LEWIS: They had no representation of any other side and they just wanted to get the thing done. They did not see or did not want to see the time bomb that they were setting in motion and they let it happen. And so those people are not around and the mayor will say, well, now we’re still cleaning up from that, we’re working hard, it’s going to be a long process, blah, blah, blah. The fact is, is that we’re in the exact same situation that we were in in 2005. Nothing has fundamentally changed. In fact, things have deteriorated further. And nobody has laid out a plan about how we’re going to get out of that. And if they don’t want to do bankruptcy then they need to come with an alternative and they need to come…
PENNER: Yeah, JW.
AUGUST: …and I just want to – And I agree with Peter. Stop blaming the unions. That is such a scapegoat. You hear it again and again and again. And it’s not the unions’ fault, it’s the management of the city historically. We have done a poor job of running this city and we’re paying the piper.
PENNER: So just to follow up on that, we know, for example, that there were city officials that ultimately were responsible for these pension problems. Were they ever punished?
PENNER: Have they gone on to lucrative careers?
PENNER: What’s in place to discourage this kind of chicanery from happening again?
LEWIS: Well, there’s nothing. I mean, this was a short term decision with long term consequences. And, yeah, some of them are being dealt with in that weird honest services law where they said they were not providing honest services but that looks like it’s going to be challenged in the Supreme Court and they might not ever face any kind of true trial about those things. And, you know, the question is, should they have? I mean, the fact is, is that they did make decisions based on what the city council and the city manager presented and things have moved on since then. The fact is, is that whether they’re punished or not, we have to deal with the fact that they decided to enhance everybody’s pension and yet they didn’t want to fund it. And now we’re being asked to either fund it or cut something to make it possible.
PENNER: All right. So, Simon, you’re the last caller I can take on this. You have to make it brief, please, Simon in Rancho Bernardo.
SIMON (Caller, Rancho Bernardo): I always wonder how come it’s the workers that get the tough end of the, you know, cutting stick. For example, I was reading the article in the – one of these newpapers that, for example, the public transportation department’s giving raises to all its top level management yet they’re raising the fares, they’re cutting the services, yet these managements are getting a fee hike for bonuses.
PENNER: I’m glad you raised that. That’s Gary Gallegos. It was just announced he’s going to get like, what, a…
AUGUST: How nice.
AUGUST: Well, it’s the golden rule. He who has the gold rules. I’m afraid that’s the way of the world.
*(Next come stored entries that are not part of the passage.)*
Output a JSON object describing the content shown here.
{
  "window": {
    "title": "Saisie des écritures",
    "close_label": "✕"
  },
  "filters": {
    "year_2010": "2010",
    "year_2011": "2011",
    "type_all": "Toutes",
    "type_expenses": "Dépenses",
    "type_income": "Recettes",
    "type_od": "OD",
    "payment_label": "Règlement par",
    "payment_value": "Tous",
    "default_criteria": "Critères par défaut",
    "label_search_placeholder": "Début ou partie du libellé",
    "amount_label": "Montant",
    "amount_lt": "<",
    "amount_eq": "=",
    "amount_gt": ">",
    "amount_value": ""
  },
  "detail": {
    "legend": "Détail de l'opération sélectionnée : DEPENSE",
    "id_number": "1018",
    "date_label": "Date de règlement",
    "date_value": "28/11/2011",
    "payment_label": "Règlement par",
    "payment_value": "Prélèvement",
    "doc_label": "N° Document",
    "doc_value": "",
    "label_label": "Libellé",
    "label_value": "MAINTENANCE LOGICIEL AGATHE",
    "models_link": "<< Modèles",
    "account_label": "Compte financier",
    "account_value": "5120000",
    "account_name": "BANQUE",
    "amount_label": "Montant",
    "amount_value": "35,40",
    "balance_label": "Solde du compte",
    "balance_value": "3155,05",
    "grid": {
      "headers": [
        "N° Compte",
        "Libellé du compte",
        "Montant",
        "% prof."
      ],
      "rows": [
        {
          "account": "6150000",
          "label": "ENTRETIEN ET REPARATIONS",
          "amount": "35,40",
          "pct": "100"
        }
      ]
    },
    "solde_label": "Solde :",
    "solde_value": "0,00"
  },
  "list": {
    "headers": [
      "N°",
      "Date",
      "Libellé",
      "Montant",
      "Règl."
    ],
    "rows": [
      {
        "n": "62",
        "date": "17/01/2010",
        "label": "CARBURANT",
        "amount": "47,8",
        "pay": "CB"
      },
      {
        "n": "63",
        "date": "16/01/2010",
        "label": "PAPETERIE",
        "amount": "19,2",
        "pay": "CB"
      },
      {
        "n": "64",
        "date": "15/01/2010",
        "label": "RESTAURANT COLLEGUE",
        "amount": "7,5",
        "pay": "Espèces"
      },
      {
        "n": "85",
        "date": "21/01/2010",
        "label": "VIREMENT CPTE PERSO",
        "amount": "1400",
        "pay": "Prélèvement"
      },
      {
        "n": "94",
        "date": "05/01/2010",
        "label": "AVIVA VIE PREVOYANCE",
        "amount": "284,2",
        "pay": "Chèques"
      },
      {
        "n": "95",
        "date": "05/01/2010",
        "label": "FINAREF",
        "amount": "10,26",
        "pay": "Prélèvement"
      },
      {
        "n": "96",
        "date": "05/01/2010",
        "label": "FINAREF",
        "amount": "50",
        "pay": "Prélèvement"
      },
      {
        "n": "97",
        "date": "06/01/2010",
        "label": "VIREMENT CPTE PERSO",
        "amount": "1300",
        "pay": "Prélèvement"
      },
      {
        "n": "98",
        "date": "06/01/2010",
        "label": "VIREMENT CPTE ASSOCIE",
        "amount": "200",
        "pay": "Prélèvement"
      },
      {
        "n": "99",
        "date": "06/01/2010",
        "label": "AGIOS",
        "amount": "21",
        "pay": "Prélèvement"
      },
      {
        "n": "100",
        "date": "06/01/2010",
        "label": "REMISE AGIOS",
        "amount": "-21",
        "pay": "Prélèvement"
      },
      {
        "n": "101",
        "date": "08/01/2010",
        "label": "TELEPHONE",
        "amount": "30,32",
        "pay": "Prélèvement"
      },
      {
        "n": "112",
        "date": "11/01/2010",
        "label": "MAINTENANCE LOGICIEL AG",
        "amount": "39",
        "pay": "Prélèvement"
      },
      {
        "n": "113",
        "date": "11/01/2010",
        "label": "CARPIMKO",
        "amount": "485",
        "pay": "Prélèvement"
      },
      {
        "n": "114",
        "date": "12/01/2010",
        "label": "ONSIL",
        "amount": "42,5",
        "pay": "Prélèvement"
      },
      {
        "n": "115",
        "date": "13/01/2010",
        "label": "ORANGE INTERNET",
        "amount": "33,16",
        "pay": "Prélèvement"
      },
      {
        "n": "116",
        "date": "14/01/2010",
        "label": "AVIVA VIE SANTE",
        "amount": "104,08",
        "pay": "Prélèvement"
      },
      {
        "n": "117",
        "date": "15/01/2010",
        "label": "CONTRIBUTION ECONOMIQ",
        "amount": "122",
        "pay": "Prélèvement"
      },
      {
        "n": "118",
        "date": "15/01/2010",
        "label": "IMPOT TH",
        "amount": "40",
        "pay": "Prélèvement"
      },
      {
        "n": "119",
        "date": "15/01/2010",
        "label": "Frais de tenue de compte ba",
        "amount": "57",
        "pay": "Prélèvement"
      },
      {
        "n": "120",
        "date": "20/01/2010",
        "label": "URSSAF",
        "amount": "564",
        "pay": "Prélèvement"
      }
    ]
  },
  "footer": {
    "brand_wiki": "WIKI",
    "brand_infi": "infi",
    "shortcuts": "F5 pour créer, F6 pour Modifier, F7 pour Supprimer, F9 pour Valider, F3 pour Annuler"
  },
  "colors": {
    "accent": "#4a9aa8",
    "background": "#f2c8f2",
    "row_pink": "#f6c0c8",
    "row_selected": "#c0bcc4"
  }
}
PENNER: Oh. Is everybody here going to buy that at the table? I mean, I’m more of an idealist.
PENNER: Alan, save me.
RAY: I’m – No, I’m sorry. I have no idealism about this at all having at one point in my life for some time been a union shop steward. I know exactly what the issues are and I know how they go down at the table. And if you have an informed, intelligent, ethical negotiator on the other side, you get a good contract. Otherwise, you get one like this.
PENNER: Okay. Well, thank you very much. Vigorous discussion but we must go on.